When the defense uses a timeout, it costs:
wp(2,3) - wp(3,3) = .02 - (-.02) = .04
And when the offense uses a timeout, it costs:
wp(3,2) - wp(3,3) = -.02 - (-.08) = .06
Given the assumptions, a fair rough estimate would be that the value of the first timeout is .05 WP.
Back to the NFC Championship Game situation. Down by 4 on the SF 37 with 14 minutes to play, SEA faced a 4th and 7. Going for it yields a .35 WP and punting yields a .32 WP, according to the general (timeout unaware) model. But the Seahawks chose neither option. They chose the call-a-timeout-then-go-for it-option instead, which was worth .35 WP - .05 WP = .30 WP--worse than had they punted right away.
(Of course, this might be the worst example in the world, as they went on to score the go-ahead TD on that very next play.)

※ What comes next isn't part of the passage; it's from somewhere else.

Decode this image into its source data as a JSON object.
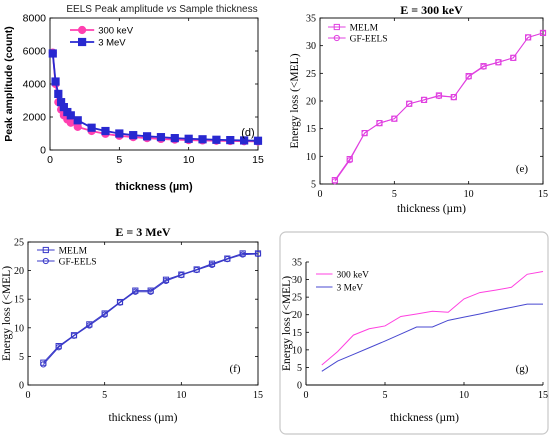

This was a very crude first approximation. In the second part of this article, I'll conduct a more sophisticated analysis using a regression model that will account for the full mix of variables including field position, score, and time that were aggregated in this first approximation. If the results of the more advanced method confirm the common sense estimate, we can have confidence in its approach, and ultimately produce a generalizable method for estimating the value of a timeout across all values of score, time and field position.